High Court rules Feed In Tariff Cuts “Legally Flawed”

Plans to cut subsidies for solar panels on homes were yesterday ruled legally flawed by the High Court.

The decision was a victory for environmental campaigners Friends of the Earth (FoE) and two solar companies – Solarcentury and HomeSun – who challenged the proposals and said they were creating “huge economic uncertainty”.

Energy Secretary Chris Huhne wants to cut feed-in tariff subsidies (FITs) – payments made to households and communities that generate green electricity through solar panels – on any installations completed after December 12 this year.

But Mr Justice Mitting, sitting in London, said the minister was “proposing to make an unlawful decision”.

Friends of the Earth’s executive director Andy Atkins said after the decision was announced: “These botched and illegal plans have cast a huge shadow over the solar industry, jeopardising thousands of jobs.

“We hope this ruling will prevent ministers rushing through damaging changes to clean energy subsidies – giving solar firms a much-needed confidence boost.

“Ministers must now come up with a sensible plan that protects the UK’s solar industry and allows cash-strapped homes and businesses to free themselves from expensive fossil fuels by plugging into clean energy.

“Solar payments should fall in line with falling installation costs but the speed of the Government’s proposals threatened to devastate the entire industry.”

The reductions are being hurried in because the Government believes they are too generous and costly in the face of the falling costs of solar technology and the number of people wanting to take advantage of the scheme.

Today Mr Justice Mitting said he was satisfied that the Government’s proposals were already having “a significant impact” on the solar panel industry.

He declared that implementing Mr Huhne’s proposals, as planned, in April next year by referring back to the December 12 deadline, which had fallen in the middle of a consultation period, would be unlawful.

He said the Energy Secretary was entitled to make modifications for “the statutory purpose” of promoting small-scale, low carbon electricity-generating schemes.

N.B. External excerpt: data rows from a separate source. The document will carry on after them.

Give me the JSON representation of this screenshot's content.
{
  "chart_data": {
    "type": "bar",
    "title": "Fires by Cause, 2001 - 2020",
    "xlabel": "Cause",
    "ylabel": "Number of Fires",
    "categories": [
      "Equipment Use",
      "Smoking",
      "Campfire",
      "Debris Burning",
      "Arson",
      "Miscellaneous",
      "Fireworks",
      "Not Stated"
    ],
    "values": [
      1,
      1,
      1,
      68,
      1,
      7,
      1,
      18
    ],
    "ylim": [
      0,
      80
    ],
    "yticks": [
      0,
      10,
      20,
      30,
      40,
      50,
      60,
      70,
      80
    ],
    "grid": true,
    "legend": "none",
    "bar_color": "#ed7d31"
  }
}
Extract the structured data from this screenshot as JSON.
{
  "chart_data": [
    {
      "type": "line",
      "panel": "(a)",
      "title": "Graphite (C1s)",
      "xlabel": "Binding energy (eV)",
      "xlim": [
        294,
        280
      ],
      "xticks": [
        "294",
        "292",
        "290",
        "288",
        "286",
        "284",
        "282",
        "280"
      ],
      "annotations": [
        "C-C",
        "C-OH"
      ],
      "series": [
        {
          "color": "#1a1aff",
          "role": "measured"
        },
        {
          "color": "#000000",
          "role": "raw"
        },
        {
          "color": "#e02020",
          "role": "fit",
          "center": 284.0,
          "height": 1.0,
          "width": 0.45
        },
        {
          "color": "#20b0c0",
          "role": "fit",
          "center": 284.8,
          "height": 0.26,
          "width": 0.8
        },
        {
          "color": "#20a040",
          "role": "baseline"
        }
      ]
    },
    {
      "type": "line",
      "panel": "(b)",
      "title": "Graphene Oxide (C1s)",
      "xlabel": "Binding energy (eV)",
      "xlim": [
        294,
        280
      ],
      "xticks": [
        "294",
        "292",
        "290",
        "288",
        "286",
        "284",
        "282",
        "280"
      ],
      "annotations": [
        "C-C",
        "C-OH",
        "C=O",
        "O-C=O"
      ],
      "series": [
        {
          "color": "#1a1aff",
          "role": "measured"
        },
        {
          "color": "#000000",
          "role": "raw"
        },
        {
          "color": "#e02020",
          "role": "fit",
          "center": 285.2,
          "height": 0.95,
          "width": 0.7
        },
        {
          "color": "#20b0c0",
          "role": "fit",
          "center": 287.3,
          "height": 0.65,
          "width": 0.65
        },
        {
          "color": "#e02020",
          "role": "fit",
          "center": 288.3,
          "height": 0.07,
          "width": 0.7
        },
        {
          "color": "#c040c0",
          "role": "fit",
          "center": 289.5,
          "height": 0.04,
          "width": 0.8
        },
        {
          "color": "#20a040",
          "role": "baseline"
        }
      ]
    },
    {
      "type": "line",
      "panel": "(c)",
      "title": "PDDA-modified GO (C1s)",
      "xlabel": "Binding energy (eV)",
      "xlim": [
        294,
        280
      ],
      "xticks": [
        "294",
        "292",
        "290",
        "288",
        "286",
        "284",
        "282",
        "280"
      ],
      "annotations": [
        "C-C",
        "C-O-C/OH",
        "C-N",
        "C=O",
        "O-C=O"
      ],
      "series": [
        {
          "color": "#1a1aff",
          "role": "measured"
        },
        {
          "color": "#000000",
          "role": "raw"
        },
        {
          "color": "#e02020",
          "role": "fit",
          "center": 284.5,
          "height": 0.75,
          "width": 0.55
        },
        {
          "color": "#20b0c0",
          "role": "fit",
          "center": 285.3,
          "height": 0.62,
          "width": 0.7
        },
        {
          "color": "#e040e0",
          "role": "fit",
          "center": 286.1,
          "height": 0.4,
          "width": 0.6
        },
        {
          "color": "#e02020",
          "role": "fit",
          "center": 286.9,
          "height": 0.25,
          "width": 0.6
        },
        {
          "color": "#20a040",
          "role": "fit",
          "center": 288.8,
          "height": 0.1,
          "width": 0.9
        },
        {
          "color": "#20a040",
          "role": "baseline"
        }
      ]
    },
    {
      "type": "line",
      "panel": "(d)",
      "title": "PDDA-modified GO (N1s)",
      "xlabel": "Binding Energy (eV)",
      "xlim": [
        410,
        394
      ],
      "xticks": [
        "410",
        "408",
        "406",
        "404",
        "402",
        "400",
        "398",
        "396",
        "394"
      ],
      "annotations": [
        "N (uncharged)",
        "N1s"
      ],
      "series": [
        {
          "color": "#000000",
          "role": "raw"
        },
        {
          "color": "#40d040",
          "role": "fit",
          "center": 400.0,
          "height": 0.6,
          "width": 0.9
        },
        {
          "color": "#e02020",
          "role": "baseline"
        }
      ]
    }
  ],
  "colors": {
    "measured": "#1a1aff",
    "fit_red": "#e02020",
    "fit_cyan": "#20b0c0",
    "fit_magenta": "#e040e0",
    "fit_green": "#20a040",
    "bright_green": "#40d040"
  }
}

But changes made by reference to the earlier date of December 12 “are not in my judgment calculated to further that statutory purpose”.

He added: “On the contrary, they will tend to undermine the confidence of those participating in the market for small solar systems.”

He observed that a significant capital outlay was required to install solar panels, and the payback for that investment under the FITs scheme took place over 25 years.

The judge refused the Energy Secretary permission to appeal against his ruling saying his “prospects of success” were insufficient to justify permission.

The minister must now ask the Court of Appeal itself to hear his case.

The judge said he would do all that he could to ensure an early hearing in the new year if the appeal judges agreed to hear the case.